The Blue Room est un livre sur la disparition. Le climat funèbre y est prégnant. C'est sans nul doute son livre le plus sombre. A l'intérieur de ces baraques, peu à peu dévorées par la végétation, on découvre les résidus de vies enfuies avec précipitation. Les plus téméraires s'amuseront en vain, à les imaginer. Gisent là, des poupées démembrées, une chaussure orpheline, une robe de mariée crasseuse, et poussiéreuse, des photos de famille. Bref, des souvenirs disparates et dérisoires. Au milieu des charognes de chiens, ne restent plus que des chevaux sauvages aux connotations sinistres : « Le folklore et les traditions populaires germaniques et anglo-saxonnes ont conservé cette signification néfaste et macabre du cheval : rêver d'un cheval est signe de mort prochaine » (Gilbert Durand « les structures anthropologiques de l 'imaginaire »).

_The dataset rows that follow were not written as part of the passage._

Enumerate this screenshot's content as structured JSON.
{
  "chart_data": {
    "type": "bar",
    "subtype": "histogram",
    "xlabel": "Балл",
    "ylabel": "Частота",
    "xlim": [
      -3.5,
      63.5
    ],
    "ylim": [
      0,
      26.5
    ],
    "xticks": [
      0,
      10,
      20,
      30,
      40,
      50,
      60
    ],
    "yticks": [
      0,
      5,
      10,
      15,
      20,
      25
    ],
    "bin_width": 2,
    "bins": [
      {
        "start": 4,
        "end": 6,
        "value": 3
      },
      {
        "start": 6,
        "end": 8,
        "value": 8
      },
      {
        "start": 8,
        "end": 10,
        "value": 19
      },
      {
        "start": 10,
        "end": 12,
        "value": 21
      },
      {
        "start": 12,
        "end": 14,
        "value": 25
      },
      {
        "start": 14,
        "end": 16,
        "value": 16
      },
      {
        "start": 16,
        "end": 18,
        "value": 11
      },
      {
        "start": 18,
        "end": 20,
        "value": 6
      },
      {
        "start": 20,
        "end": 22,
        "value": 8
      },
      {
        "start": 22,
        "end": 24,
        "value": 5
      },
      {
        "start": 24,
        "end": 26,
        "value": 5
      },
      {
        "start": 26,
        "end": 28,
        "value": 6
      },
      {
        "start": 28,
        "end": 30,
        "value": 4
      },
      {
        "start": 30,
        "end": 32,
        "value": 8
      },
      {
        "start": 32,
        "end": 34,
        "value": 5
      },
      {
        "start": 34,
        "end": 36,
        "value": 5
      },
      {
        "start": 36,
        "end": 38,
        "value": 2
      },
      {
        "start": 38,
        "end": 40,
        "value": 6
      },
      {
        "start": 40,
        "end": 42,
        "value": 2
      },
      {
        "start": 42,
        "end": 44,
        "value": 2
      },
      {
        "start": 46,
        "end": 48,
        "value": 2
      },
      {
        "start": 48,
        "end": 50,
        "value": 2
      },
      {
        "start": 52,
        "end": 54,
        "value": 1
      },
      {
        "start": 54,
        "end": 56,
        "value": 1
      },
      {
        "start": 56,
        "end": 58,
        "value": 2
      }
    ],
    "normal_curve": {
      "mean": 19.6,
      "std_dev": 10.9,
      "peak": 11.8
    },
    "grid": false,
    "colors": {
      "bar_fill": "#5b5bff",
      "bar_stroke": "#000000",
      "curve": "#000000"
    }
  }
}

Le panoramique offert à la Défense est un excellent moyen de retrouver sa façon de voir, de vivre et de contempler des béances, celles du monde en train de disparaître et de préparer l'apocalypse d'un rêve. Le monde actuel de Trump. Bienvenue chez vous, un certain Macron taille la route pour le rejoindre au plus tôt…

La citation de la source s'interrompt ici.